Radicati also said that properly managing the technology and the workplace was the best way to unlock unified communications' opportunity.

"You have to teach people a little bit of the basics on time management," she said. "The reason people are harassed by their communications devices is [that] they are required to be in meetings 9 to 5. If your normal work time is swallowed by meetings, then, yes, you are struggling because between meetings, phone calls and email, you don't have any quiet time to work."

It is ultimately a management problem, Radicati said, not a technology one.

Alan Elliot, vice president of sales at messaging management company Mirapoint, said many companies need to better define employee expectations and teach employees how to place limits on their technology.

"My BlackBerry, for example, doesn't pull any more [emails or voicemail] after a certain time in the day," Elliot said. "At 6 p.m., that office phone should forward [to voicemail], and only your personal line should ring through."

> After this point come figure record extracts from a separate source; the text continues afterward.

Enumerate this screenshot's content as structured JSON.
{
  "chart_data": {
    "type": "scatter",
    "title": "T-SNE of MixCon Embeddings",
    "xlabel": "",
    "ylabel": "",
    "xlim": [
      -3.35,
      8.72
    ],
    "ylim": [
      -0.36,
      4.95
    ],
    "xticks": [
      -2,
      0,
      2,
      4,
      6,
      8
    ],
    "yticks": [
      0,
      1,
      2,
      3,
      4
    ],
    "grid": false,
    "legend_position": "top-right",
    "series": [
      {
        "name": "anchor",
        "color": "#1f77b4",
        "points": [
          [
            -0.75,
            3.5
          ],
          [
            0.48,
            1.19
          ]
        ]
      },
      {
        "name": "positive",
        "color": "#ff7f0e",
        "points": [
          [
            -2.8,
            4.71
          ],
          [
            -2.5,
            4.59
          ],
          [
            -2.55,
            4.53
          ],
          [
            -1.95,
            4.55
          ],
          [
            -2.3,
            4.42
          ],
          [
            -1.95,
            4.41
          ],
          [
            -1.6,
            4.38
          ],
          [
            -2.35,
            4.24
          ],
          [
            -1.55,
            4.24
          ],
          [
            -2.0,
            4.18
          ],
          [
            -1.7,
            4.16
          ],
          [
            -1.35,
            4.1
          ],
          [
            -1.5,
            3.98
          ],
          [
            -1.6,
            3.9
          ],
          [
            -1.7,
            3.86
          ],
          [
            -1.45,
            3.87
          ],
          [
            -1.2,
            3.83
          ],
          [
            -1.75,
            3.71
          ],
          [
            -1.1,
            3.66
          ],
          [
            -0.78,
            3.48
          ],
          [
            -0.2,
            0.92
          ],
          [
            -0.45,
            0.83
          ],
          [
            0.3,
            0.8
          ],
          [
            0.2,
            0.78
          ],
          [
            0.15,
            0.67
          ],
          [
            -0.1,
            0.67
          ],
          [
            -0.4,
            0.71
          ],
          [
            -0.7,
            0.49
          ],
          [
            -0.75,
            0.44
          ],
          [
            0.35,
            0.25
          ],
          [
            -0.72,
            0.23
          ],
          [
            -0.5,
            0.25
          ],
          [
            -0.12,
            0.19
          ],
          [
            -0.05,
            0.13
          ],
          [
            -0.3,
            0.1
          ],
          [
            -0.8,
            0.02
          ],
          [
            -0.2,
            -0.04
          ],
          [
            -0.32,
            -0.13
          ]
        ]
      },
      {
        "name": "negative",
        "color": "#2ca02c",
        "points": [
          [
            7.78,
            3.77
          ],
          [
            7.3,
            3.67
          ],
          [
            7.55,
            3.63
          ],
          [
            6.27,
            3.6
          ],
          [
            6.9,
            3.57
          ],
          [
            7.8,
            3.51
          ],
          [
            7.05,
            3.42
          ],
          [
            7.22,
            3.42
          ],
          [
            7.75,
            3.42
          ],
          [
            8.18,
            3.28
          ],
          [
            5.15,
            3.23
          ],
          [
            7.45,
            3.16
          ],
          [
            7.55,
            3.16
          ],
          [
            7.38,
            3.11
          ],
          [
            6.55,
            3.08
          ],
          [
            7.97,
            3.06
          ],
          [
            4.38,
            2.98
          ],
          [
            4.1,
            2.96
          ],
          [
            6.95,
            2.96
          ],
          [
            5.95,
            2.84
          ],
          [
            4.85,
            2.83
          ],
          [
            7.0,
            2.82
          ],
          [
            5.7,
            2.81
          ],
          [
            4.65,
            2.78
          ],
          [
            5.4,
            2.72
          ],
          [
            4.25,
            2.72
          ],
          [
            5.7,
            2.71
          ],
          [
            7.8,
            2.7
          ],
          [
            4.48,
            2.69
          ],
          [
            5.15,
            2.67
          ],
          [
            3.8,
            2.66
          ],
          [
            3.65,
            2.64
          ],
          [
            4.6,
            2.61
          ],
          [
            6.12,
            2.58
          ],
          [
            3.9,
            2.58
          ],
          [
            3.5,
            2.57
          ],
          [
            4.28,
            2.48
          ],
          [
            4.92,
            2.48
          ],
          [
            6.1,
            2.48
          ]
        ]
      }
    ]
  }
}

In reality, he said, employees were no more contactable than they have ever been: Bosses have always had personal numbers for emergencies, for example.

But the difference is that managers thought long and hard before calling a home number after 8 p.m., while few would now hesitate to call a company-provided cell phone.

A first step toward getting back that time is simply to turn off the phone, Elliot said.

"The expectation of after-hours time is many companies' policy, but I think HR should take a look at how email, instant messaging and the like should be reined in," he said. "It's 40 hours. That's what we pay for. Anybody who bleeds over that should tread lightly."